My Quest Begins
A Torch is Passed and Atlas Grunts
Flashes of mercury, the whine of burning planes. The ground shakes and the walls of the tent vibrate. He swipes at something in front of his nose, then relaxes into his dream. We are in a war zone. I don't know why. I have other things on my mind.
My name is Elk Undercarriage. You're probably wondering why I'm writing Strapping Danforth's column this month. I did not choose this burden. But it is one I accept with pride. For I am the son of Strapping Danforth and it is my duty to proclaim to the world that our Greatest Living Writer will soon be simply the Greatest.
If you read last month's article, you know that Strapping Danforth is pounding on death's door. My father often told me that he wanted to die in a spectacular manner, something with explosions, silly string, gunfire, and cherubic, naked, matronly women. After his mysterious collapse during his last interview, this is unlikely. Like virtually everyone not living in the Middle East , Strapping Danforth is going to expire slowly, with bedsores and no control over his bowels.
Do not coo. He would not want our pity. He would not want our prayers. He would want only for us to spend frantic hours trying to find a taxidermist willing to stuff his body in a pose of attack, just as he specified in his living will.
And so I have done this. But I have not succeeded. Evidentially, it is illegal to stuff a human being, even a dead one. I've gone to every taxidermist in the tri-state region and received the same response from each: “Get the fuck out of my office you perverse freak.”
I am beginning to believe that this is no accident. As his only living heir, I'm well aware that Strapping hated me. He didn't even know I existed until I breezed into his life two years ago and dragged him to Guadalajara where I involved him in drug deal that nearly led to his death. So it would only make sense that he sends me on a vindictive quest to preserve his last remains. But I will not be swayed. For though it be hopeless, I will do Strapping's last bidding.
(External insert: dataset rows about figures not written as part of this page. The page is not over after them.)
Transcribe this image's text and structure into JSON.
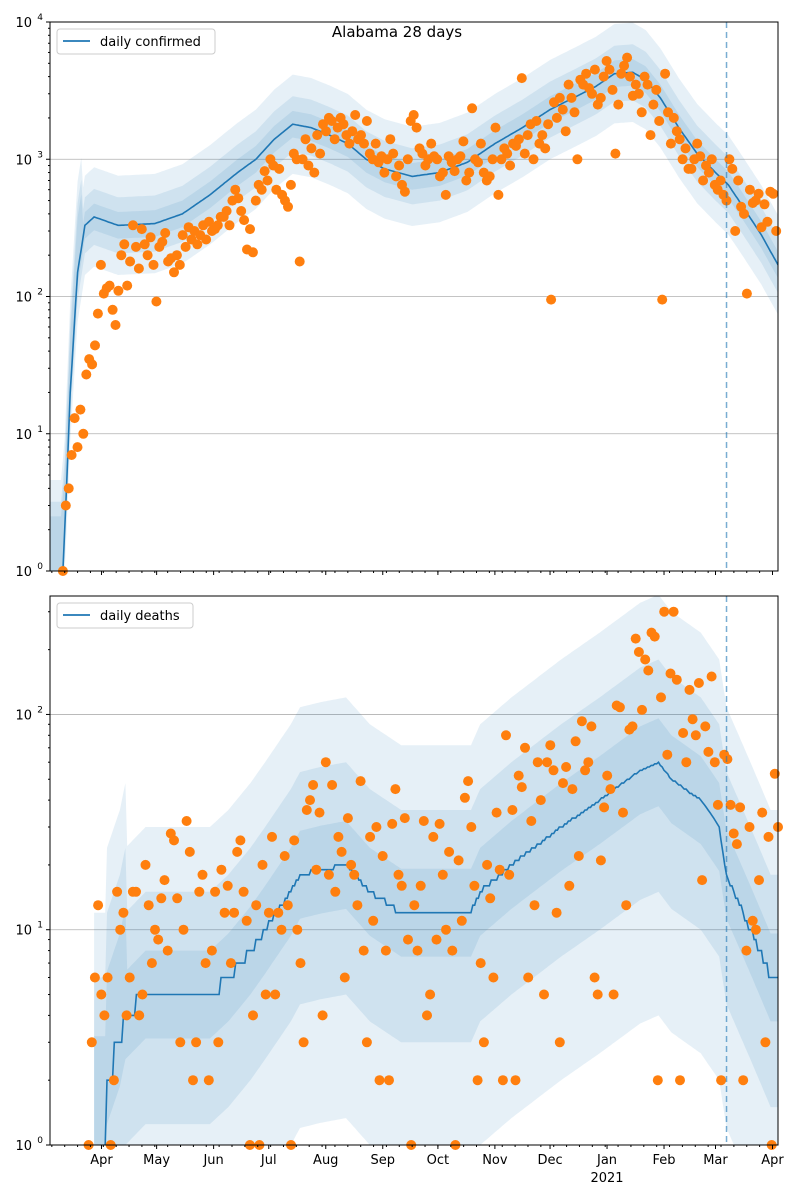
{
  "title": "Alabama 28 days",
  "chart_data": [
    {
      "type": "line",
      "panel": "top",
      "title": "Alabama 28 days",
      "legend": [
        "daily confirmed"
      ],
      "legend_placement": "top-left",
      "yscale": "log",
      "ylim": [
        1,
        10000
      ],
      "yticks": [
        {
          "base": "10",
          "exp": "0"
        },
        {
          "base": "10",
          "exp": "1"
        },
        {
          "base": "10",
          "exp": "2"
        },
        {
          "base": "10",
          "exp": "3"
        },
        {
          "base": "10",
          "exp": "4"
        }
      ],
      "x_unit": "days since 2020-03-01",
      "xlim": [
        3,
        399
      ],
      "grid": "y-major",
      "vline_day": 371,
      "model": [
        [
          9,
          1
        ],
        [
          11,
          2
        ],
        [
          14,
          20
        ],
        [
          18,
          150
        ],
        [
          22,
          330
        ],
        [
          27,
          380
        ],
        [
          40,
          330
        ],
        [
          60,
          340
        ],
        [
          75,
          400
        ],
        [
          90,
          550
        ],
        [
          105,
          800
        ],
        [
          115,
          1000
        ],
        [
          125,
          1400
        ],
        [
          135,
          1800
        ],
        [
          145,
          1700
        ],
        [
          155,
          1500
        ],
        [
          165,
          1300
        ],
        [
          175,
          1000
        ],
        [
          185,
          850
        ],
        [
          200,
          750
        ],
        [
          215,
          800
        ],
        [
          230,
          950
        ],
        [
          245,
          1300
        ],
        [
          260,
          1700
        ],
        [
          275,
          2300
        ],
        [
          290,
          2900
        ],
        [
          300,
          3400
        ],
        [
          310,
          4200
        ],
        [
          320,
          4300
        ],
        [
          327,
          3800
        ],
        [
          335,
          2800
        ],
        [
          345,
          1700
        ],
        [
          355,
          1100
        ],
        [
          365,
          800
        ],
        [
          372,
          650
        ],
        [
          380,
          450
        ],
        [
          390,
          280
        ],
        [
          399,
          170
        ]
      ],
      "band_upper_factors": [
        1.25,
        1.6,
        2.3
      ],
      "band_lower_factors": [
        1.25,
        1.6,
        2.3
      ],
      "observed": {
        "day_start": 10,
        "day_end": 398,
        "values": [
          1,
          3,
          4,
          7,
          13,
          8,
          15,
          10,
          27,
          35,
          32,
          44,
          75,
          170,
          105,
          115,
          120,
          80,
          62,
          110,
          200,
          240,
          120,
          180,
          330,
          230,
          160,
          310,
          240,
          200,
          270,
          170,
          92,
          230,
          250,
          290,
          180,
          190,
          150,
          200,
          170,
          280,
          230,
          320,
          260,
          300,
          240,
          280,
          330,
          260,
          350,
          300,
          310,
          330,
          380,
          380,
          420,
          330,
          500,
          600,
          520,
          420,
          360,
          220,
          310,
          210,
          500,
          650,
          600,
          820,
          700,
          1000,
          900,
          600,
          850,
          550,
          500,
          450,
          650,
          1100,
          1000,
          180,
          1000,
          1400,
          900,
          1200,
          800,
          1500,
          1100,
          1800,
          1600,
          2000,
          1900,
          1400,
          1700,
          2000,
          1800,
          1500,
          1300,
          1600,
          2100,
          1400,
          1500,
          1300,
          1900,
          1100,
          1000,
          1300,
          950,
          1050,
          800,
          1000,
          1400,
          1100,
          750,
          900,
          650,
          580,
          1000,
          1900,
          2100,
          1700,
          1200,
          1100,
          900,
          1000,
          1300,
          1050,
          1000,
          750,
          800,
          550,
          1050,
          950,
          820,
          1000,
          1050,
          1350,
          700,
          800,
          2350,
          1000,
          950,
          1300,
          800,
          700,
          750,
          1000,
          1700,
          550,
          1000,
          1200,
          1100,
          900,
          1300,
          1250,
          1400,
          3900,
          1100,
          1500,
          1800,
          1000,
          1900,
          1300,
          1500,
          1200,
          1800,
          95,
          2600,
          2000,
          2800,
          2300,
          1600,
          3500,
          2800,
          2200,
          1000,
          3800,
          3500,
          4200,
          3300,
          3000,
          4500,
          2500,
          2800,
          4000,
          5200,
          4500,
          3200,
          1100,
          2500,
          4200,
          4800,
          5500,
          4000,
          2900,
          3500,
          3000,
          2200,
          4000,
          3500,
          1500,
          2500,
          3200,
          1900,
          95,
          4200,
          2200,
          1300,
          2000,
          1600,
          1400,
          1000,
          1200,
          850,
          850,
          1000,
          1300,
          1050,
          700,
          900,
          800,
          1000,
          650,
          600,
          700,
          550,
          500,
          1000,
          850,
          300,
          700,
          450,
          400,
          105,
          600,
          480,
          500,
          560,
          320,
          470,
          350,
          580,
          560,
          300
        ]
      }
    },
    {
      "type": "line",
      "panel": "bottom",
      "legend": [
        "daily deaths"
      ],
      "legend_placement": "top-left",
      "yscale": "log",
      "ylim": [
        1,
        355
      ],
      "yticks": [
        {
          "base": "10",
          "exp": "0"
        },
        {
          "base": "10",
          "exp": "1"
        },
        {
          "base": "10",
          "exp": "2"
        }
      ],
      "x_unit": "days since 2020-03-01",
      "xlim": [
        3,
        399
      ],
      "xticks": [
        {
          "day": 31,
          "label": "Apr"
        },
        {
          "day": 61,
          "label": "May"
        },
        {
          "day": 92,
          "label": "Jun"
        },
        {
          "day": 122,
          "label": "Jul"
        },
        {
          "day": 153,
          "label": "Aug"
        },
        {
          "day": 184,
          "label": "Sep"
        },
        {
          "day": 214,
          "label": "Oct"
        },
        {
          "day": 245,
          "label": "Nov"
        },
        {
          "day": 275,
          "label": "Dec"
        },
        {
          "day": 306,
          "label": "Jan"
        },
        {
          "day": 337,
          "label": "Feb"
        },
        {
          "day": 365,
          "label": "Mar"
        },
        {
          "day": 396,
          "label": "Apr"
        }
      ],
      "year_label": "2021",
      "grid": "y-major",
      "vline_day": 371,
      "model": [
        [
          33,
          1
        ],
        [
          34,
          2
        ],
        [
          41,
          3
        ],
        [
          44,
          4
        ],
        [
          55,
          5
        ],
        [
          90,
          5
        ],
        [
          100,
          6
        ],
        [
          112,
          8
        ],
        [
          120,
          10
        ],
        [
          134,
          15
        ],
        [
          139,
          18
        ],
        [
          150,
          19
        ],
        [
          164,
          20
        ],
        [
          177,
          15
        ],
        [
          194,
          12
        ],
        [
          232,
          12
        ],
        [
          237,
          15
        ],
        [
          254,
          20
        ],
        [
          281,
          30
        ],
        [
          302,
          40
        ],
        [
          324,
          55
        ],
        [
          334,
          60
        ],
        [
          341,
          50
        ],
        [
          357,
          40
        ],
        [
          367,
          30
        ],
        [
          371,
          18
        ],
        [
          384,
          10
        ],
        [
          395,
          6
        ],
        [
          399,
          6
        ]
      ],
      "band_upper_factors": [
        1.6,
        3,
        6
      ],
      "band_lower_factors": [
        1.6,
        4,
        15
      ],
      "observed": {
        "day_start": 24,
        "day_end": 399,
        "values": [
          1,
          3,
          6,
          13,
          5,
          4,
          6,
          1,
          2,
          15,
          10,
          12,
          4,
          6,
          15,
          15,
          4,
          5,
          20,
          13,
          7,
          10,
          9,
          14,
          17,
          8,
          28,
          26,
          14,
          3,
          10,
          32,
          23,
          2,
          3,
          15,
          18,
          7,
          2,
          8,
          15,
          3,
          19,
          12,
          16,
          7,
          12,
          23,
          26,
          15,
          11,
          1,
          4,
          13,
          1,
          20,
          5,
          12,
          27,
          5,
          12,
          10,
          22,
          13,
          1,
          26,
          10,
          7,
          3,
          36,
          40,
          47,
          19,
          35,
          4,
          60,
          18,
          47,
          15,
          27,
          23,
          6,
          33,
          20,
          18,
          13,
          49,
          8,
          3,
          27,
          11,
          30,
          2,
          22,
          8,
          2,
          31,
          45,
          18,
          16,
          33,
          9,
          1,
          13,
          8,
          16,
          32,
          4,
          5,
          27,
          9,
          31,
          18,
          10,
          23,
          8,
          1,
          21,
          11,
          41,
          49,
          30,
          16,
          2,
          7,
          3,
          20,
          14,
          6,
          35,
          19,
          2,
          80,
          18,
          36,
          2,
          52,
          46,
          70,
          6,
          32,
          13,
          60,
          40,
          5,
          60,
          72,
          55,
          12,
          3,
          48,
          57,
          16,
          45,
          75,
          22,
          93,
          55,
          60,
          88,
          6,
          5,
          21,
          37,
          52,
          45,
          5,
          110,
          108,
          35,
          13,
          85,
          88,
          225,
          195,
          105,
          180,
          160,
          240,
          230,
          2,
          120,
          300,
          65,
          155,
          300,
          145,
          2,
          82,
          60,
          130,
          95,
          80,
          140,
          17,
          88,
          67,
          150,
          60,
          38,
          2,
          65,
          62,
          38,
          28,
          25,
          37,
          2,
          8,
          30,
          11,
          10,
          17,
          35,
          3,
          27,
          1,
          53,
          30
        ]
      }
    }
  ],
  "colors": {
    "model": "#1f77b4",
    "observed": "#ff7f0e",
    "grid": "#b0b0b0"
  }
}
If I cannot find a willing taxidermist in the US , I will pack Strapping's remains on ice and together we will make one final journey to Guadalajara , where I am certain that I will find someone willing to stuff him. Guadalajara is city where I was conceived. It seems a fitting place to render Papa's body immutable.
But all this talk of conception and beautiful sunsets is premature, for Strapping Danforth still breathes. He squeezes my hand periodically. He flips me off when I demand that he tell me where he buried the coffee can full of silver dollars he purloined from the Third Duchess of Kent on her second visit to Kent State .
And all the while I wonder about this man before me. There is much the world doesn't know about Strapping Danforth. While we are lucky to have been lucky enough to get to know him through his writings for the final four years of his life, it's a goddamn shame that he's left us with nothing but hazy memories of his youth, adulthood, middle age, and early senior citizenry. It's a shame. Perhaps more details lie in the reams and reams of paper the went up in smoke when I accidentally burned his cozy cottage to the ground. Never leave a frydaddy on and unattended for more than sixty hours.
Anyway, as I sit in this chair in this tent next to the supine form of Strapping Danforth, his huge chest bellowing air, I'm pretty sure I can hear bombs going off in the distance. Time is short.
Shhh, I think he's trying to tell me something.
“Hey,” he says, in his phlegmatic voice, “Shithead.”
“Shut up. Get the brush. Paint a target on top of this tent.”
The bombs are coming closer. I'm torn with fear, but I will do his bidding. For he is pointing a gun at my crotch.